Estonian businessman: Estonian transit will struggle another 10 years

19.06.2008, 12:57

It is winter for Estonian transit for the next 10 years, Estonian businessman Endel Siff told Business New Europe.

Siff has given up hope that the trade will recover and sold his share of the Pak terminal near Tallinn last year after 20 years in the oil transit business.

Transit trade from Russia through Estonia has collapsed since the Bronze Soldier dispute just over a year ago. The economy ministry estimates that the decline in transit trade since last April's disturbances cut Estonian GDP growth by up to 1.5 percentage points in 2007 and that this year the loss of trade could cost up to 2 pct of GDP.

The Estonian authorities are putting a brave face on the slump in transit trade. The government downplays the trade's importance, estimating that it represents around 5 pct of GDP, down from around 10 pct at the start of the decade. "Russia is really not very important for us - we don't face east," says President Toomas Hendrik Ilves, adding that the cost of the Bronze Soldier dispute has been overblown.
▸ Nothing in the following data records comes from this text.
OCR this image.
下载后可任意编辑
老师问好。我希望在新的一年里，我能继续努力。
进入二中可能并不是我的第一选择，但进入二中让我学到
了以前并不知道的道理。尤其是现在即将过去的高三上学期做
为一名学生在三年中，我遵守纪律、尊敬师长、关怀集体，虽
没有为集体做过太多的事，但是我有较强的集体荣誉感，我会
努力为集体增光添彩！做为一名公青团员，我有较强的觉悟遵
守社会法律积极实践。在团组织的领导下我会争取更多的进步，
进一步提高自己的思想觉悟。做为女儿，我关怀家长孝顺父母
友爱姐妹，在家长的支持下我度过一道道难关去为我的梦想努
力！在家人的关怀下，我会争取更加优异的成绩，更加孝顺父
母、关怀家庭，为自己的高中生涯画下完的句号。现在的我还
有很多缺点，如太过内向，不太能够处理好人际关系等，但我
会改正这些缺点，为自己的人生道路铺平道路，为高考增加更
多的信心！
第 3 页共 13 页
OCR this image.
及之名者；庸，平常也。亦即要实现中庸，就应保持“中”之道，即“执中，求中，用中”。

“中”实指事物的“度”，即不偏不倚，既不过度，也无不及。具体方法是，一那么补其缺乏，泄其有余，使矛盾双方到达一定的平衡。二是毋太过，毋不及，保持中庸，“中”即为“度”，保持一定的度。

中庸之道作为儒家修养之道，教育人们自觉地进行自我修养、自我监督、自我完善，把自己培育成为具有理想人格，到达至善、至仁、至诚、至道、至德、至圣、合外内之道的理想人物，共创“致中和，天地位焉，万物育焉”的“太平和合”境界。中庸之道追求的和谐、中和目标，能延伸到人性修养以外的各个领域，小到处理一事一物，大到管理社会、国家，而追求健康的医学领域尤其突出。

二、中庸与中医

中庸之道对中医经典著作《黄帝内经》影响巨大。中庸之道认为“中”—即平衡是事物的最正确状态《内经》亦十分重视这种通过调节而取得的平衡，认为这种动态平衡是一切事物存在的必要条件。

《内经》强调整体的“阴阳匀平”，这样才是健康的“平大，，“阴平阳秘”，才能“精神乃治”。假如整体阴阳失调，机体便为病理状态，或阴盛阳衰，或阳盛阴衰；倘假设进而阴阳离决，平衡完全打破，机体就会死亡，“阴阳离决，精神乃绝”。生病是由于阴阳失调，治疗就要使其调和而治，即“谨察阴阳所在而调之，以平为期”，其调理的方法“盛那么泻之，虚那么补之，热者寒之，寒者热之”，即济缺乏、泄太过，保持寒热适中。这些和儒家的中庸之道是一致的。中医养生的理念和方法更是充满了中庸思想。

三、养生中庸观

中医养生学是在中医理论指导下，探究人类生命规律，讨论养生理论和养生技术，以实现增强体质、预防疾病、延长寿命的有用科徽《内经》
Some politicians have almost welcomed the decline in transit trade. "I'm not sure we want to be this big hub between east and west," says Foreign Minister Urmas Paet.

Critics say the transit trade is low value-added, makes the economy dependent on Russia's economic performance (and therefore more volatile), and corrupts the Estonian business environment. The transit trade also brings costs, notably from heavy truck traffic.